— Sombres brutes ! maugréa-t-elle, ulcérée, en aidant Ayensha à se rallonger.
— Je suis contente que tu aies tué ce salaud de Barg...
Oui, je l’ai tué, pensa Kerian, choquée de l’avoir fait si facilement et d’éprouver si peu de regrets.
Ayensha ferma les yeux et s’abandonna au sommeil.
Kerian la veilla. Dans la petite grotte, au clair de lune, il lui semblait avoir quitté Qualinost depuis une éternité... Tous ses muscles lui faisaient mal.
Je ne pourrai jamais rentrer à la maison.
Kerian avait tué un Chevalier de Néraka.
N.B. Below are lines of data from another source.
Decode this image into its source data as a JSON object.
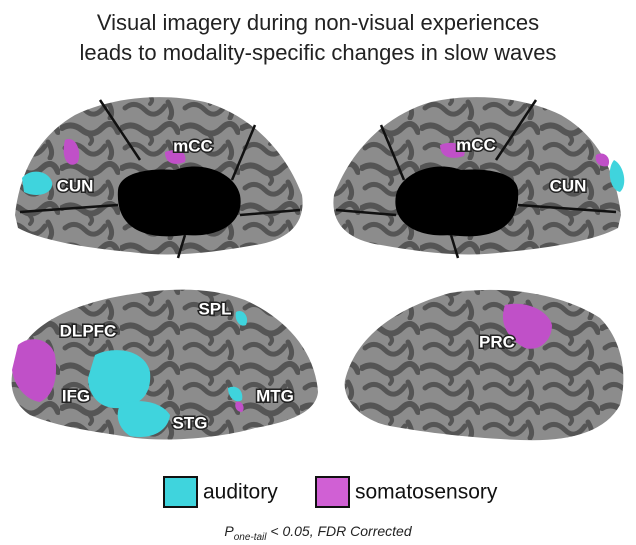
{
  "title": {
    "lines": [
      "Visual imagery during non-visual experiences",
      "leads to modality-specific changes in slow waves"
    ]
  },
  "regions": [
    {
      "label": "mCC"
    },
    {
      "label": "CUN"
    },
    {
      "label": "mCC"
    },
    {
      "label": "CUN"
    },
    {
      "label": "SPL"
    },
    {
      "label": "DLPFC"
    },
    {
      "label": "IFG"
    },
    {
      "label": "MTG"
    },
    {
      "label": "STG"
    },
    {
      "label": "PRC"
    }
  ],
  "legend": {
    "items": [
      {
        "label": "auditory"
      },
      {
        "label": "somatosensory"
      }
    ]
  },
  "footnote": {
    "symbol": "P",
    "subscript": "one-tail",
    "text": " < 0.05, FDR Corrected"
  }
}
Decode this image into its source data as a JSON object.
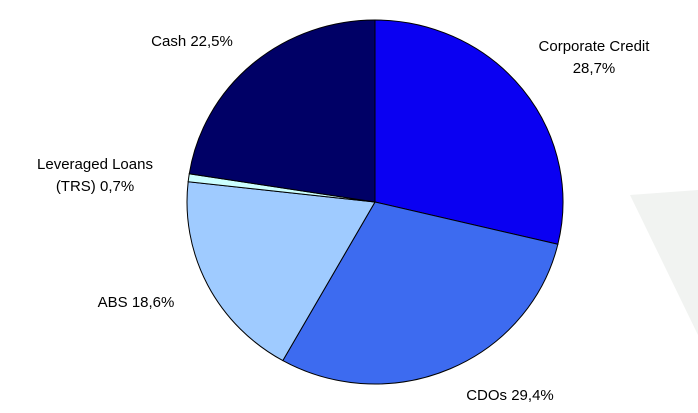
{
  "chart_data": {
    "type": "pie",
    "start_angle_deg": 0,
    "direction": "clockwise",
    "slices": [
      {
        "name": "Corporate Credit",
        "value": 28.7,
        "color": "#0a00f2",
        "label_lines": [
          "Corporate Credit",
          "28,7%"
        ]
      },
      {
        "name": "CDOs",
        "value": 29.4,
        "color": "#3d6bf0",
        "label_lines": [
          "CDOs 29,4%"
        ]
      },
      {
        "name": "ABS",
        "value": 18.6,
        "color": "#9fcbff",
        "label_lines": [
          "ABS 18,6%"
        ]
      },
      {
        "name": "Leveraged Loans (TRS)",
        "value": 0.7,
        "color": "#ccffff",
        "label_lines": [
          "Leveraged Loans",
          "(TRS) 0,7%"
        ]
      },
      {
        "name": "Cash",
        "value": 22.5,
        "color": "#000066",
        "label_lines": [
          "Cash 22,5%"
        ]
      }
    ]
  }
}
Elle croyait encore sentir son sang couler sur ses mains et le long du manche en os de son couteau...
L’elfe s’assit sur le seuil de l’abri. Le vent s’insinuait entre les pierres, les petites bêtes se faufilaient dans les buissons... Immobile, elle écouta un renard laper de l’eau. Dès qu’elle tira sa lame de l’étui, histoire de voir si elle pouvait le surprendre, il disparut dans les fourrés.
Elle porta la main à la chaîne en or, autour de son cou, et la sortit de sous sa tunique. La lune se refléta sur la topaze de Gil... Des larmes lui inondèrent les joues. Paupières baissées, elle revit les vagues, le littoral... La brise forestière devint alors le ressac. Et la sève de pin toutes les merveilleuses senteurs de son enfance...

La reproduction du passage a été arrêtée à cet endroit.